Get the most out of your visit
Staying at Badlands National Park in South Dakota might make the best base of operations for exploring the Badlands. A concessionaire operates the Cedar Pass Lodge, the only improved accommodations in the park, and the park’s two campgrounds are open year-round. Packing into the back country leads to 50-mile views and clear night skies. It takes about an hour to drive the Badlands Loop Road, recommended for its views and close encounters with wildlife. Cyclists are welcome on the route and on gravel roads that lead to the interior of the park.
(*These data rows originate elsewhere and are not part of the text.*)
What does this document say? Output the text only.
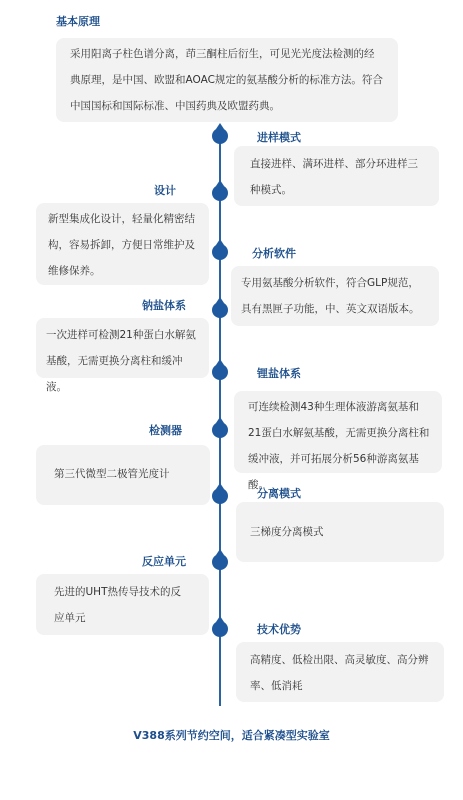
基本原理
采用阳离子柱色谱分离，茚三酮柱后衍生，可见光光度法检测的经典原理，是中国、欧盟和AOAC规定的氨基酸分析的标准方法。符合中国国标和国际标准、中国药典及欧盟药典。
进样模式
直接进样、满环进样、部分环进样三种模式。
设计
新型集成化设计，轻量化精密结构，容易拆卸，方便日常维护及维修保养。
分析软件
专用氨基酸分析软件，符合GLP规范，具有黑匣子功能，中、英文双语版本。
钠盐体系
一次进样可检测21种蛋白水解氨基酸，无需更换分离柱和缓冲液。
锂盐体系
可连续检测43种生理体液游离氨基和21蛋白水解氨基酸，无需更换分离柱和缓冲液，并可拓展分析56种游离氨基酸。
检测器
第三代微型二极管光度计
分离模式
三梯度分离模式
反应单元
先进的UHT热传导技术的反应单元
技术优势
高精度、低检出限、高灵敏度、高分辨率、低消耗
V388系列节约空间，适合紧凑型实验室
Theodore Roosevelt National Park hosts fewer visitors than Badlands, but provides the same opportunities to camp, hike and revisit history. Custer, on his march through the area to the Battle of Little Bighorn, wrote, “We found the Little Missouri River so crooked and the Bad Lands so impassable that in marching fifty miles today we forded the river thirty-four times.” Pick up a Custer Trail Auto Tour brochure if you want guidance on your own winding trip through the Badlands.
Keep in mind
National parks are typically open 24/7, year-round. Visitor centers may close on major holidays, or open seasonally. Heed the warnings about the native bison that roam the parks. They’re faster than they look, and they will charge you if provoked. Summers are hot with sudden, violent thunderstorms, and winters see one- to two-feet of snow and occasional sub-zero lows. The best time to photograph the Badlands is as the sun rises and sets. Slanting rays across the formations make for dramatic photos.